Mustafa Eren BOZOKLU
04 Kasım 2017, Cumartesi
İnkılâb-ı siyasîye devirlerinde korkuyla dini rüşvet vermek bir alışkanlık haline geldi.

Bunca çabalayıp inşa ettiğimiz binamızın bir üflemeyle sarsılması, dindeki hissemizin örümcek ağı (beyt’ül ankebût) kadar bile olmadığını gösteriverdi. Kuşkonmaz bir imana böyle bir dâvâyı yüklersen varılacak nokta da budur. Allah iktidar olmayı değil muktedir olmayı ehl-i imâna nasip etsin. Zira iktidar olmak çoğu zaman muktedir olmakla sonuçlanmıyor. Başkadı olmayı kabul etmeyip zindanlarda yatmaya razı olan Ebû Hanife, bugünün Müslümanı için “lüks bir düşünce”ye sahiptir. Türbelere çaput bağlayan insanla, siyasete dinini bina eden adam arasında organik bir bağ vardır.

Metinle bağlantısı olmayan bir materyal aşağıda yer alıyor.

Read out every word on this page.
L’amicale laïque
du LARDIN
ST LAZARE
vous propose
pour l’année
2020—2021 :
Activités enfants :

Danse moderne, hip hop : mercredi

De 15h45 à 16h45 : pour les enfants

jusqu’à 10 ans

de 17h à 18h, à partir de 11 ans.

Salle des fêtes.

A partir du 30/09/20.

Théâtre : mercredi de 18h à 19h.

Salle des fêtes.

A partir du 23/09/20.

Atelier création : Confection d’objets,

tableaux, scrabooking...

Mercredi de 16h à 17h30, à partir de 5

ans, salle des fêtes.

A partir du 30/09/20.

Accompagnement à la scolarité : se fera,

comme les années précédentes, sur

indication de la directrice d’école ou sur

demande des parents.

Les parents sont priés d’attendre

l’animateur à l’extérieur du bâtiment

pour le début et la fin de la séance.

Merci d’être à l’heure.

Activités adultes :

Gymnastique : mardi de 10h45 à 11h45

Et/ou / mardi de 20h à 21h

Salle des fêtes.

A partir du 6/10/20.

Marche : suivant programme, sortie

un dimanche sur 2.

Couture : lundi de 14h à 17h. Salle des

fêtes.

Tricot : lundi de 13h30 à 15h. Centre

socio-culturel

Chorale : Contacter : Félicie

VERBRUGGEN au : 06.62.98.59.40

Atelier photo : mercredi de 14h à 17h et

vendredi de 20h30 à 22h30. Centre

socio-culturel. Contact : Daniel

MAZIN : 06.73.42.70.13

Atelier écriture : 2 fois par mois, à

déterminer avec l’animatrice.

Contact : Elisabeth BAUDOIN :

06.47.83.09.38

“Yalancı peygamberi meyvesinden tanıyabilirsin” diyor İsa Aleyhisselâm. Yalan ile doğrunun arasında mesafe kalmamışsa, ne yapalım ey Nebi! Hayatın manasını karartan bir dünya üstümüze Dokuzuncu Senfoni’nin hüznünü boca ediyor. Hayatımızı tûl-i emele  bina etmekle mevhûm bir geleceğin ağırlığını da yükleniyoruz. Bindiği gemiye sırtındakileri bırakmayan adamın tevekkülsüzlüğü. Mekânın her tarafından, biyocoğrafyanın her bir paftasından bir fayda çıkarmaya çabalayan emperyalist bir çağda, çulla örtünüp kül içinde tövbe etmek ne kadar zor. Danyal Peygamber’den beridir her elçinin dilinden düşürmediği “yıkıcı ve iğrenç şey”  insanlığımızı kemiriyor.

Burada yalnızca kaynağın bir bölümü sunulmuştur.